Atalanta
Also known as: SS Atalanta
Broken-up oak sailing-ship debris field at 9-22m off Äggharu islet in the Raasepori outer archipelago, a Hanko boat-day stop east of Hanko town.
Last updated May 2026
The dive
Atalanta is a wreck spread around an islet rather than stacked on a single bottom. Loose timbers run along the southeast shore of Äggharu from nine to twenty metres, two hull sections of frame ribs sit close together on the southwest side, and the northwest face carries another hull section with thirty-six frames at fifteen to twenty metres, planking trailing down to twenty-two at the deepest point. There is no recognisable ship profile to follow — the dive is a careful read of frames, planking, and scatter rather than a hull circumnavigation. Plan one face per dive and brief the skipper on which approach you intend.
What makes it special
Two things distinguish Atalanta from the other Raasepori outer-archipelago wrecks. First, a single broken-up scatter offering both a nine-metre shallow approach and a twenty-two-metre debris dive, depending on which face you take, is unusual. Second, its identity is officially uncertain: both hylyt.net and the Finnish Heritage Agency record the vessel as assumed to be Atalanta or Atlanta, an oak sailing ship with sheet-tin cargo lost in 1855 or the 1880s-1890s, and both flag that the source of the assumption is no longer traceable.
Know before you go
The boat does the navigation here. There is no buoy and no descent line; the skipper sets a GPS mark from the Heritage Agency or hylyt.net coordinates and the team plans a free descent and a controlled return. Drysuit is standard May through October; bottom temperatures sit at eight to fifteen degrees even in midsummer. The single verified dive at this site recorded fifteen degrees at twelve metres on a warm late-August day with five-metre visibility — the warm end of the area calibration. Compass and SMB stay standard kit on any open-archipelago dive from a free-floating boat. The Antiquities Act is categorical: a nineteenth-century wooden wreck is automatically protected, no touching, no lifting, no anchoring on the wreck. The viable Hanko-day rotation pairs Atalanta in the morning with Gloskär afternoon and Trelänningen evening.
Why Dive Atalanta
What makes this dive site stand out.
- 1Oak-built sailing ship
Wooden purjelaiva with sheet-tin cargo; identity Atalanta is the Heritage Agency's assumed reading.

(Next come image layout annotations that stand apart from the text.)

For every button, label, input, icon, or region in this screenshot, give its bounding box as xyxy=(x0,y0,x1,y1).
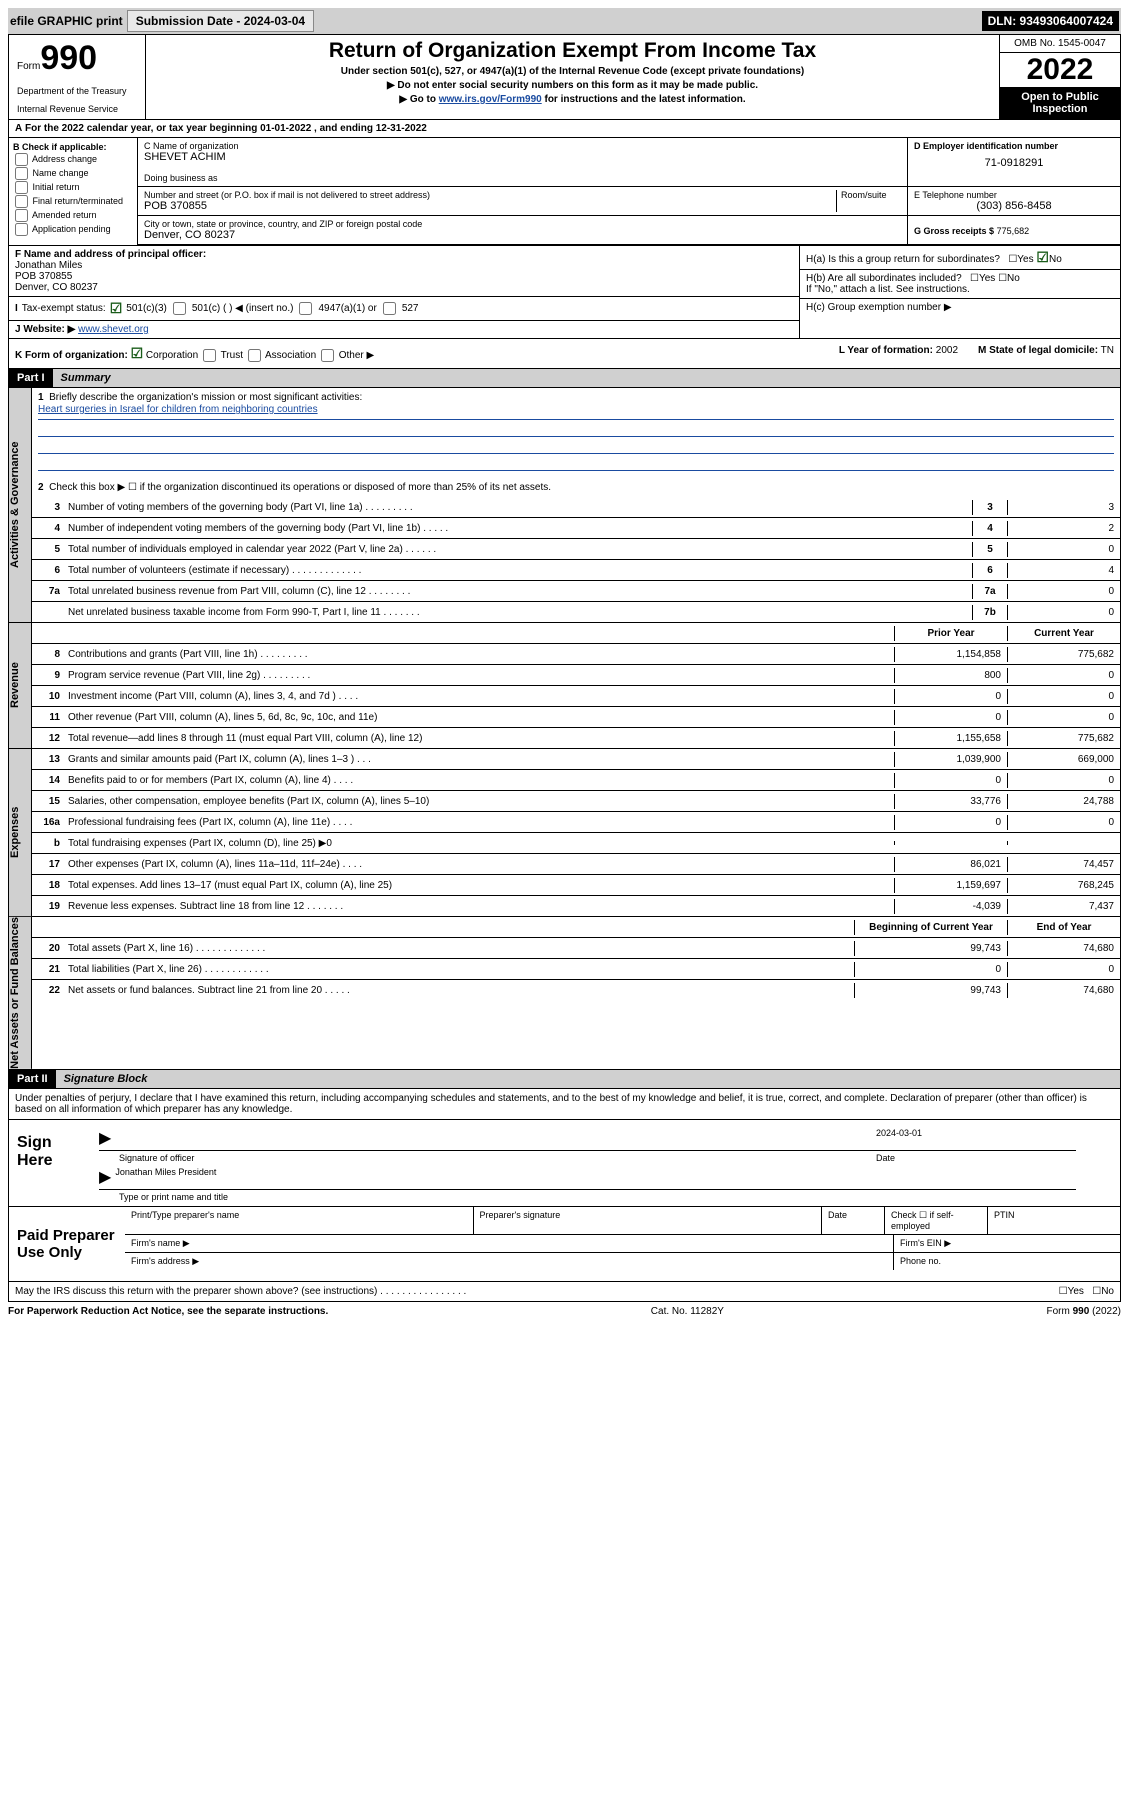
sidebar-revenue: Revenue xyxy=(9,623,32,748)
subtitle-1: Under section 501(c), 527, or 4947(a)(1)… xyxy=(150,66,995,77)
table-row: 11Other revenue (Part VIII, column (A), … xyxy=(32,707,1120,728)
subtitle-2: ▶ Do not enter social security numbers o… xyxy=(150,80,995,91)
paid-preparer-section: Paid Preparer Use Only Print/Type prepar… xyxy=(9,1206,1120,1281)
sig-date: 2024-03-01 xyxy=(876,1128,1076,1148)
part-2-header: Part II Signature Block xyxy=(8,1070,1121,1089)
section-l: L Year of formation: 2002 xyxy=(839,345,958,362)
year-block: OMB No. 1545-0047 2022 Open to Public In… xyxy=(1000,35,1120,119)
table-row: bTotal fundraising expenses (Part IX, co… xyxy=(32,833,1120,854)
section-bc: B Check if applicable: Address change Na… xyxy=(8,138,1121,246)
sign-here-label: Sign Here xyxy=(9,1120,95,1206)
gross-receipts: 775,682 xyxy=(997,226,1030,236)
table-row: Net unrelated business taxable income fr… xyxy=(32,602,1120,622)
table-row: 4Number of independent voting members of… xyxy=(32,518,1120,539)
table-row: 12Total revenue—add lines 8 through 11 (… xyxy=(32,728,1120,748)
title-block: Return of Organization Exempt From Incom… xyxy=(145,35,1000,119)
table-row: 19Revenue less expenses. Subtract line 1… xyxy=(32,896,1120,916)
sidebar-governance: Activities & Governance xyxy=(9,388,32,622)
section-f: F Name and address of principal officer:… xyxy=(9,246,799,297)
form-prefix: Form xyxy=(17,61,40,72)
irs-discuss-row: May the IRS discuss this return with the… xyxy=(9,1281,1120,1301)
efile-label: efile GRAPHIC print xyxy=(10,14,123,28)
table-row: 10Investment income (Part VIII, column (… xyxy=(32,686,1120,707)
submission-button[interactable]: Submission Date - 2024-03-04 xyxy=(127,10,314,32)
sidebar-expenses: Expenses xyxy=(9,749,32,916)
declaration-text: Under penalties of perjury, I declare th… xyxy=(9,1089,1120,1120)
website-link[interactable]: www.shevet.org xyxy=(78,324,149,335)
governance-section: Activities & Governance 1 Briefly descri… xyxy=(8,388,1121,623)
section-h-c: H(c) Group exemption number ▶ xyxy=(800,299,1120,316)
mission-block: 1 Briefly describe the organization's mi… xyxy=(32,388,1120,497)
officer-name: Jonathan Miles xyxy=(15,260,82,271)
table-row: 9Program service revenue (Part VIII, lin… xyxy=(32,665,1120,686)
open-inspection: Open to Public Inspection xyxy=(1000,87,1120,119)
table-row: 7aTotal unrelated business revenue from … xyxy=(32,581,1120,602)
section-kl: K Form of organization: ☑ Corporation Tr… xyxy=(8,339,1121,369)
table-row: 17Other expenses (Part IX, column (A), l… xyxy=(32,854,1120,875)
table-row: 18Total expenses. Add lines 13–17 (must … xyxy=(32,875,1120,896)
org-city: Denver, CO 80237 xyxy=(144,229,901,241)
dln-label: DLN: 93493064007424 xyxy=(982,11,1119,31)
page-footer: For Paperwork Reduction Act Notice, see … xyxy=(8,1302,1121,1321)
checkbox-final-return[interactable]: Final return/terminated xyxy=(13,195,133,208)
name-field[interactable]: ▶Jonathan Miles President xyxy=(99,1165,1076,1190)
table-row: 22Net assets or fund balances. Subtract … xyxy=(32,980,1120,1000)
irs-link[interactable]: www.irs.gov/Form990 xyxy=(439,94,542,105)
signature-section: Under penalties of perjury, I declare th… xyxy=(8,1089,1121,1302)
section-h-b: H(b) Are all subordinates included? ☐Yes… xyxy=(800,270,1120,299)
revenue-section: Revenue Prior Year Current Year 8Contrib… xyxy=(8,623,1121,749)
table-row: 13Grants and similar amounts paid (Part … xyxy=(32,749,1120,770)
part-1-header: Part I Summary xyxy=(8,369,1121,388)
org-address: POB 370855 xyxy=(144,200,836,212)
table-row: 15Salaries, other compensation, employee… xyxy=(32,791,1120,812)
checkbox-amended[interactable]: Amended return xyxy=(13,209,133,222)
table-row: 6Total number of volunteers (estimate if… xyxy=(32,560,1120,581)
table-row: 20Total assets (Part X, line 16) . . . .… xyxy=(32,938,1120,959)
mission-text: Heart surgeries in Israel for children f… xyxy=(38,403,1114,420)
section-k: K Form of organization: ☑ Corporation Tr… xyxy=(15,345,374,362)
section-h-a: H(a) Is this a group return for subordin… xyxy=(800,246,1120,270)
irs-label: Internal Revenue Service xyxy=(17,104,137,114)
section-m: M State of legal domicile: TN xyxy=(978,345,1114,362)
omb-number: OMB No. 1545-0047 xyxy=(1000,35,1120,53)
section-j: J Website: ▶ www.shevet.org xyxy=(9,321,799,338)
section-c: C Name of organization SHEVET ACHIM Doin… xyxy=(138,138,1120,245)
section-b: B Check if applicable: Address change Na… xyxy=(9,138,138,245)
checkbox-application[interactable]: Application pending xyxy=(13,223,133,236)
top-bar: efile GRAPHIC print Submission Date - 20… xyxy=(8,8,1121,34)
ein: 71-0918291 xyxy=(914,157,1114,169)
checkbox-initial-return[interactable]: Initial return xyxy=(13,181,133,194)
row-a: A For the 2022 calendar year, or tax yea… xyxy=(8,120,1121,138)
tax-year: 2022 xyxy=(1000,53,1120,87)
form-title: Return of Organization Exempt From Incom… xyxy=(150,39,995,63)
table-row: 14Benefits paid to or for members (Part … xyxy=(32,770,1120,791)
table-row: 21Total liabilities (Part X, line 26) . … xyxy=(32,959,1120,980)
subtitle-3: ▶ Go to www.irs.gov/Form990 for instruct… xyxy=(150,94,995,105)
table-row: 3Number of voting members of the governi… xyxy=(32,497,1120,518)
table-row: 8Contributions and grants (Part VIII, li… xyxy=(32,644,1120,665)
signature-field[interactable]: ▶ 2024-03-01 xyxy=(99,1126,1076,1151)
form-number: 990 xyxy=(40,39,97,77)
section-i: I Tax-exempt status: ☑ 501(c)(3) 501(c) … xyxy=(9,297,799,321)
net-assets-section: Net Assets or Fund Balances Beginning of… xyxy=(8,917,1121,1070)
org-name: SHEVET ACHIM xyxy=(144,151,901,163)
expenses-section: Expenses 13Grants and similar amounts pa… xyxy=(8,749,1121,917)
table-row: 5Total number of individuals employed in… xyxy=(32,539,1120,560)
telephone: (303) 856-8458 xyxy=(914,200,1114,212)
table-row: 16aProfessional fundraising fees (Part I… xyxy=(32,812,1120,833)
checkbox-address-change[interactable]: Address change xyxy=(13,153,133,166)
form-number-block: Form990 Department of the Treasury Inter… xyxy=(9,35,145,119)
section-fgh: F Name and address of principal officer:… xyxy=(8,246,1121,339)
sidebar-net-assets: Net Assets or Fund Balances xyxy=(9,917,32,1069)
check-icon: ☑ xyxy=(110,300,123,317)
form-header: Form990 Department of the Treasury Inter… xyxy=(8,34,1121,120)
dept-treasury: Department of the Treasury xyxy=(17,86,137,96)
checkbox-name-change[interactable]: Name change xyxy=(13,167,133,180)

- 2Frames-and-debris layout
Two main hull sections SW of Äggharu, scattered timbers SE at 9-20m, NW debris field 15-22m.
- 39-22 m on one site
Shallow approach on the SE face; deeper debris on the NW face accessed on the same outing.
- 419th-century date uncertain
hylyt.net records 1855 or the 1880s-1890s; Heritage Agency narrows but flags the source as unknown.

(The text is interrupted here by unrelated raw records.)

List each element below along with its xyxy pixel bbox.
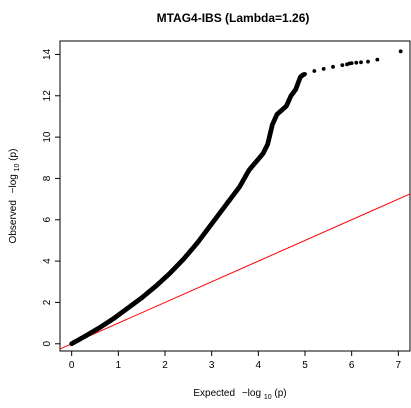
- y-tick-label: 6: [42, 217, 53, 223]
- x-tick-label: 6: [349, 360, 355, 371]
- qq-point: [354, 61, 358, 65]
- qq-point: [312, 69, 316, 73]
- qq-point: [331, 65, 335, 69]
- x-axis-label-minus-log: −log: [242, 388, 261, 399]
- x-tick-label: 5: [302, 360, 308, 371]
- y-axis-label-minus-log: −log: [8, 174, 19, 193]
- y-tick-label: 14: [42, 48, 53, 60]
- y-axis-label-arg: (p): [8, 149, 19, 161]
- qq-point: [350, 61, 354, 65]
- points-layer: [69, 49, 402, 346]
- x-axis-label-subscript: 10: [264, 394, 272, 401]
- x-tick-label: 1: [116, 360, 122, 371]
- x-tick-label: 0: [69, 360, 75, 371]
- plot-title: MTAG4-IBS (Lambda=1.26): [157, 11, 310, 25]
- y-tick-label: 10: [42, 131, 53, 143]
- x-tick-label: 2: [162, 360, 168, 371]
- qq-point: [303, 72, 307, 76]
- qq-point: [322, 67, 326, 71]
- qq-point: [375, 58, 379, 62]
- qq-point: [359, 60, 363, 64]
- y-tick-label: 2: [42, 299, 53, 305]
- y-axis-label: Observed −log 10 (p): [8, 149, 22, 244]
- qq-point: [366, 60, 370, 64]
- x-tick-label: 4: [256, 360, 262, 371]
- qq-point: [399, 49, 403, 53]
- x-axis-label-arg: (p): [274, 388, 286, 399]
- qq-point: [340, 63, 344, 67]
- y-axis-label-subscript: 10: [14, 163, 21, 171]
- x-tick-label: 7: [396, 360, 402, 371]
- y-tick-label: 8: [42, 175, 53, 181]
- x-axis-label: Expected −log 10 (p): [193, 388, 286, 402]
- y-axis: 0 2 4 6 8 10 12 14: [42, 48, 60, 346]
- x-axis: 0 1 2 3 4 5 6 7: [69, 351, 402, 371]
- expected-diagonal-line: [60, 194, 410, 349]
- x-tick-label: 3: [209, 360, 215, 371]
- x-axis-label-prefix: Expected: [193, 388, 235, 399]
- y-axis-label-prefix: Observed: [8, 200, 19, 243]
- reference-line-layer: [60, 194, 410, 349]
- y-tick-label: 0: [42, 341, 53, 347]
- y-tick-label: 4: [42, 258, 53, 264]
- y-tick-label: 12: [42, 90, 53, 102]
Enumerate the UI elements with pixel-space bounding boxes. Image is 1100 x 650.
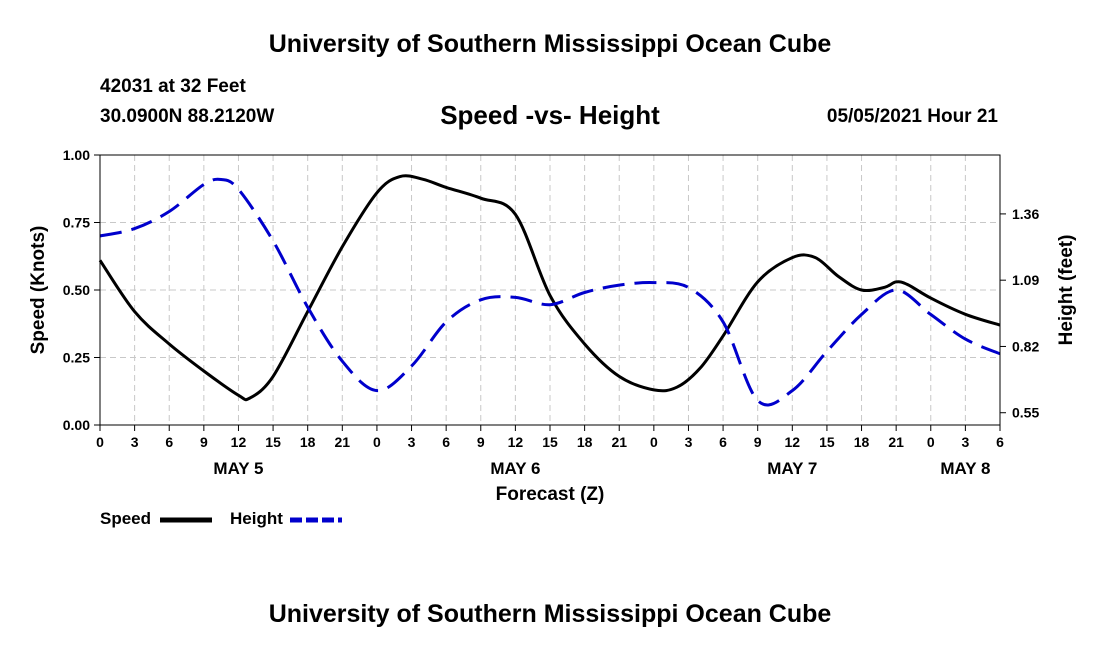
x-tick-label: 0: [650, 434, 658, 450]
day-label: MAY 8: [940, 459, 990, 478]
footer-title: University of Southern Mississippi Ocean…: [268, 600, 832, 628]
x-tick-label: 3: [961, 434, 969, 450]
page-title: University of Southern Mississippi Ocean…: [268, 30, 832, 58]
x-tick-label: 0: [96, 434, 104, 450]
x-tick-label: 21: [335, 434, 351, 450]
day-label: MAY 5: [213, 459, 263, 478]
series-layer: [98, 174, 1001, 407]
x-tick-label: 3: [685, 434, 693, 450]
y2-axis-label: Height (feet): [1056, 235, 1077, 346]
x-tick-label: 0: [373, 434, 381, 450]
y2-tick-label: 1.36: [1012, 206, 1039, 222]
y-tick-label: 0.50: [63, 282, 90, 298]
x-tick-label: 21: [888, 434, 904, 450]
x-tick-label: 18: [300, 434, 316, 450]
legend-speed-label: Speed: [100, 509, 152, 528]
x-tick-label: 6: [719, 434, 727, 450]
x-tick-label: 3: [131, 434, 139, 450]
x-tick-label: 15: [542, 434, 558, 450]
x-tick-label: 18: [577, 434, 593, 450]
x-tick-label: 9: [200, 434, 208, 450]
datetime-label: 05/05/2021 Hour 21: [826, 106, 998, 127]
x-tick-label: 9: [477, 434, 485, 450]
day-label: MAY 7: [767, 459, 817, 478]
x-tick-label: 9: [754, 434, 762, 450]
coordinates-label: 30.0900N 88.2120W: [100, 106, 275, 127]
tick-layer: 0 3 6 9 12 15 18 21 0 3 6 9 12 15 18 21 0 3 6 9 12 15 18 21 0 3 6M…: [63, 147, 1040, 478]
y2-tick-label: 1.09: [1012, 272, 1039, 288]
x-tick-label: 0: [927, 434, 935, 450]
x-tick-label: 15: [265, 434, 281, 450]
y2-tick-label: 0.55: [1012, 405, 1039, 421]
x-tick-label: 15: [819, 434, 835, 450]
x-axis-label: Forecast (Z): [496, 484, 605, 505]
x-tick-label: 6: [996, 434, 1004, 450]
series-line-height: [99, 177, 1001, 407]
y2-tick-label: 0.82: [1012, 338, 1039, 354]
legend-height-label: Height: [230, 509, 283, 528]
y-tick-label: 0.75: [63, 215, 90, 231]
day-label: MAY 6: [490, 459, 540, 478]
grid-layer: [100, 155, 1000, 425]
x-tick-label: 12: [508, 434, 524, 450]
y-tick-label: 0.00: [63, 417, 90, 433]
x-tick-label: 6: [165, 434, 173, 450]
chart-title: Speed -vs- Height: [440, 100, 660, 130]
y-tick-label: 1.00: [63, 147, 90, 163]
y-tick-label: 0.25: [63, 350, 90, 366]
x-tick-label: 18: [854, 434, 870, 450]
x-tick-label: 3: [408, 434, 416, 450]
x-tick-label: 21: [611, 434, 627, 450]
y-axis-label: Speed (Knots): [28, 226, 49, 355]
x-tick-label: 12: [231, 434, 247, 450]
x-tick-label: 12: [785, 434, 801, 450]
station-label: 42031 at 32 Feet: [100, 76, 246, 97]
x-tick-label: 6: [442, 434, 450, 450]
series-line-speed: [98, 174, 1001, 402]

- 5Antiquities Act protected
Heritage Agency record 1472; no touching, no recovery, no anchoring on the wreck.
Depth & Profile
Location
59.8176°N, 23.3498°E
Conditions
Difficulty & Certification
Depth on the shallow approach is undemanding; cold water, drysuit competence, and the unmarked outer-archipelago position carry the dive. Moderate at the 22 m face.